Building Student Success Through Relationships - The Autism Helper

Building Student Success Through Relationships

Out of the million jobs you have as an educator, building relationships is one of the most important.

I know this seems beyond the scope of your job creating IEP goals and academic success, but it’s just as important. We build relationships throughout our school community, but often the relationships we build with our students, our parents, and general education teachers determine the success our students experience.

Relationships With Our Students

Creating relationships with our students may seem like a no-brainer, but it’s something I encourage you to give thought to. When something is going on behaviorally with a student, relationships are where I start investigating. Are you reinforcing for the student? Do you know their interests? Do you take time to do fun things with the student and not just work? Think about it this way; Imagine you go to your grandma’s house every day for dinner. And every day she pulled out frozen TV dinner for you to eat. Some taste okay, but most are nasty! How excited are you to go to your grandma’s house every day? It’s the same way with our students! If all we do is demand work and never build.a relationship, our students’ behavior will eventually show it. Especially if we only give attention when something goes wrong. When you take time to build a relationship with a student you’ll never regret the time you put in. In fact, it will show in every aspect of the child. From academics to behavior, your relationship with your students will only help them achieve even more.

Relationships with Parents

You know as well as I do that having parent support can make or break our school year. When we don’t have that support from home, everyone suffers, most of all the student. Building relationships with parents is incredibly important. First, always remember your student is someone’s baby! Those parents are trusting you with their baby. For any average parent that is hard, but being a special needs parent adds an extra layer of difficulty and trust to the mix. Here are some ways I work on building relationships with parents:

  • Encourage communication. I always stress that little things can become big things quickly. Tell me when it’s a little thing and it will be easier for me to fix.
  • Communicate the GOOD. Focus on it, in fact.
  • Celebrate the little things with your parents!
  • Always take a team approach when talking about goals, academics, and behavior.
  • Always be honest. Never sugar-coat things. If you do, parents won’t know what’s really true when they talk to you.
  • Ask for their input. They are experts on their child, after all!
  • Videos & Pictures of academic progress help parents see exactly where their child is preforming at school. And sometimes shows that the student CAN do it!

With my remote learners, I schedule a time with my parents to just talk about how things are going. What’s going well, what’s not working, what do we need to change, and what do they need help with. From helping with Boom Cards (the photo below) or brainstorming replacement behaviors, these questions have brought about so much trust and relationship building!
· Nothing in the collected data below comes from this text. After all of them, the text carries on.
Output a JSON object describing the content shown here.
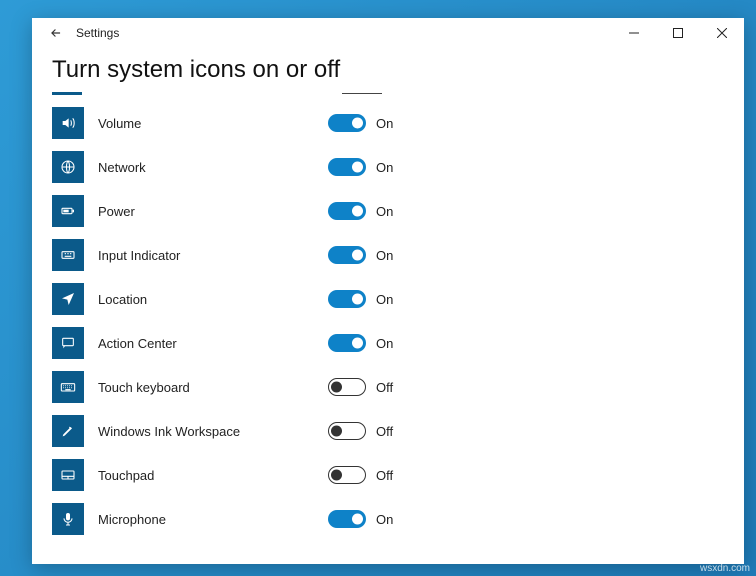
{
  "window": {
    "title": "Settings"
  },
  "page": {
    "heading": "Turn system icons on or off"
  },
  "state_labels": {
    "on": "On",
    "off": "Off"
  },
  "items": [
    {
      "id": "volume",
      "label": "Volume",
      "on": true,
      "icon": "volume"
    },
    {
      "id": "network",
      "label": "Network",
      "on": true,
      "icon": "globe"
    },
    {
      "id": "power",
      "label": "Power",
      "on": true,
      "icon": "battery"
    },
    {
      "id": "input",
      "label": "Input Indicator",
      "on": true,
      "icon": "input"
    },
    {
      "id": "location",
      "label": "Location",
      "on": true,
      "icon": "locate"
    },
    {
      "id": "action-center",
      "label": "Action Center",
      "on": true,
      "icon": "notify"
    },
    {
      "id": "touch-kbd",
      "label": "Touch keyboard",
      "on": false,
      "icon": "keyboard"
    },
    {
      "id": "ink",
      "label": "Windows Ink Workspace",
      "on": false,
      "icon": "pen"
    },
    {
      "id": "touchpad",
      "label": "Touchpad",
      "on": false,
      "icon": "touchpad"
    },
    {
      "id": "microphone",
      "label": "Microphone",
      "on": true,
      "icon": "mic"
    }
  ],
  "watermark": "wsxdn.com"
}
It only takes a few minutes each week, but feel much closer with those parents when I take that time to understand what’s going on and how they are doing.

Building Relationships with School Staff

You could apply this to just about any school staff member you want, but let’s focus on general education teachers. It’s our ULTIMATE GOAL to have our students in gen ed with no support. Will that happen for every student? Probably not, but that doesn’t mean we don’t stop trying. Your student’s gen ed teacher can make or break their experience with their gen ed peers. So, set your gen ed teachers up for success. Here’s how:

  • Help them prepare for your shared student. Fill them in on likes, dislikes, interests, etc.
  • Work with them to create and meet accommodations and modifications
  • Include them in the IEP process. They are NOT just a signature.
  • Encourage them to build a relationship with your shared student.
  • Share progress with them so they can celebrate small victories and academic success, too!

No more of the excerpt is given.